Zwischen der katholischen Kirche und der Kirche Armeniens besteht eine wahre und enge Einheit, weil beide die apostolische Nachfolge bewahrt und gültige Sakramente haben, insbesondere die Taufe und die Eucharistie. Dieses Bewusstsein muss uns anspornen, noch eifriger zu wirken und unseren ökumenischen Dialog zu verstärken. In diesem Dialog des Glaubens und der Liebe darf keine noch so schwierige Frage ausser Acht gelassen werden. Im Bewusstsein der Bedeutung des Amtes des Bischofs von Rom bei der Suche nach der Einheit der Christen bat ich – in meiner Enzyklika Ut unum sint – die Bischöfe und die Theologen unserer Kirchen, nachzudenken, um »Formen zu finden, in denen dieser Dienst einen von den einen und anderen anerkannten Dienst der Liebe zu verwirklichen vermag« (95). Das Beispiel der ersten Jahrhunderte des Lebens der Kirche kann uns bei dieser Unterscheidung hilfreich sein. Mein inniges Gebet ist, dass dieser »Gabenaustausch«, von dem die Kirche des ersten Jahrtausends ein so schönes Beispiel gegeben hat, wieder Wirklichkeit wird. Die Erinnerung an die Zeit, in der die Kirche mit »beiden Lungen« atmete, soll die Christen des Ostens und des Westens anspornen, gemeinsam in der Einheit des Glaubens und in Achtung der legitimen Verschiedenheit fortzuschreiten, indem sie einander als Glieder des einen Leibes Christi annehmen und stützen (vgl. Novo millennio ineunte, 48).

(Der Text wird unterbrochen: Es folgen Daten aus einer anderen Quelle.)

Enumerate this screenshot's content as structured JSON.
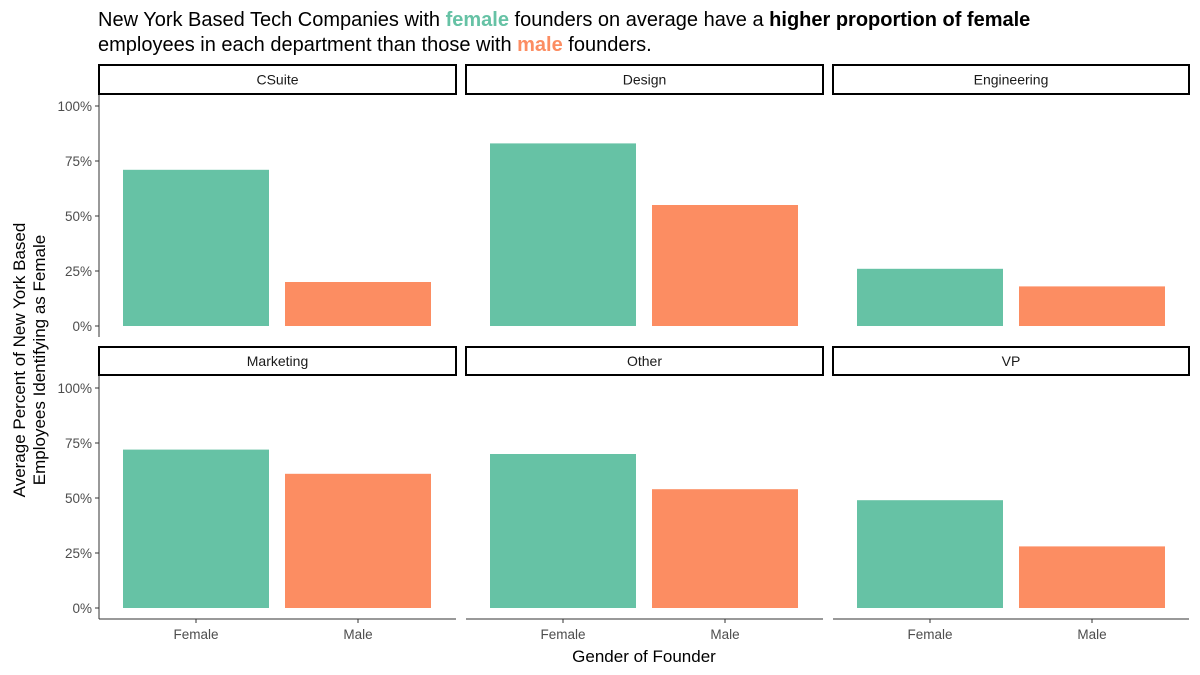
{
  "title": {
    "line1_parts": [
      {
        "text": "New York Based Tech Companies with ",
        "style": "normal"
      },
      {
        "text": "female",
        "style": "female"
      },
      {
        "text": " founders on average have a ",
        "style": "normal"
      },
      {
        "text": "higher proportion of female",
        "style": "bold"
      }
    ],
    "line2_parts": [
      {
        "text": "employees in each department than those with ",
        "style": "normal"
      },
      {
        "text": "male",
        "style": "male"
      },
      {
        "text": " founders.",
        "style": "normal"
      }
    ]
  },
  "colors": {
    "female": "#66c2a5",
    "male": "#fc8d62",
    "strip_border": "#000000",
    "axis": "#333333"
  },
  "chart_data": {
    "type": "bar",
    "facet_by": "department",
    "categories": [
      "Female",
      "Male"
    ],
    "xlabel": "Gender of Founder",
    "ylabel_lines": [
      "Average Percent of New York Based",
      "Employees Identifying as Female"
    ],
    "ylim": [
      0,
      1
    ],
    "y_ticks": [
      0,
      0.25,
      0.5,
      0.75,
      1.0
    ],
    "y_tick_labels": [
      "0%",
      "25%",
      "50%",
      "75%",
      "100%"
    ],
    "grid": false,
    "legend": "none",
    "facets": [
      {
        "name": "CSuite",
        "values": [
          0.71,
          0.2
        ]
      },
      {
        "name": "Design",
        "values": [
          0.83,
          0.55
        ]
      },
      {
        "name": "Engineering",
        "values": [
          0.26,
          0.18
        ]
      },
      {
        "name": "Marketing",
        "values": [
          0.72,
          0.61
        ]
      },
      {
        "name": "Other",
        "values": [
          0.7,
          0.54
        ]
      },
      {
        "name": "VP",
        "values": [
          0.49,
          0.28
        ]
      }
    ]
  }
}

4. Einmütig schauen wir auf Christus, unsern Frieden, der das vereinigt hat, was einst getrennt war (vgl. Eph 2,14). Die Zeit drängt wirklich, und es ist unsere heilige und dringende Pflicht. Wir müssen allen Menschen unserer Zeit die frohe Botschaft von der Erlösung verkünden. Nachdem sie die geistige und geistliche Leere des Kommunismus und Materialismus erfahren haben, suchen sie den Weg des Lebens und der Glückseligkeit: Sie dürsten nach dem Evangelium. Wir haben ihnen gegenüber eine grosse Verantwortung, und sie erwarten von uns ein überzeugendes Zeugnis der Einheit im Glauben und in der gegenseitigen Liebe. Weil wir die volle Gemeinschaft zum Ziel haben, sollten wir so viel wie möglich von dem gemeinsam machen, was wir nicht getrennt tun müssen. Arbeiten wir zusammen in voller Achtung unserer verschiedenen Identität und Traditionen. Nie wieder Christen gegen Christen, nie wieder Kirche gegen Kirche! Gehen wir vielmehr gemeinsam Hand in Hand, damit die Welt des 21. Jahrhunderts und des neuen Jahrtausends glaubte.

5. Die Armenier hegten immer grosse Verehrung für das Kreuz Christi. Im Laufe der Jahrhunderte, zur Zeit der Prüfung und des Leidens, war das Kreuz ihre unerschöpfliche Quelle der Hoffnung. Kennzeichnend für dieses Land sind die vielen Kreuze in Form des »Katchkar«, die eure feste Treue zum christlichen Glauben bezeugen. In dieser Zeit des Jahres feiert die armenische Kirche eines ihrer Hochfeste: die Kreuzerhöhung.

Über die Erde erhöht am Holz des Kreuzes, zieht Jesus Christus, unser Heil, Leben und Auferstehung, alle zu sich (vgl. Joh 12,32).

O Kreuz Christi, unsere wahre Hoffnung! Wenn die Sünde und menschliche Schwachheit ein Grund zur Trennung sind, gib uns die Kraft, einander zu vergeben und uns miteinander zu versöhnen. O Kreuz Christi, sei unsere Stütze, während wir uns bemühen, die volle Gemeinschaft wiederherzustellen unter denen, die auf den gekreuzigten Herrn als unseren Erlöser und unseren Gott blicken.

Amen.

Ich danke für eure Aufmerksamkeit und rufe den Segen Gottes auf unsere Schritte auf dem Weg zur vollen Einheit herab.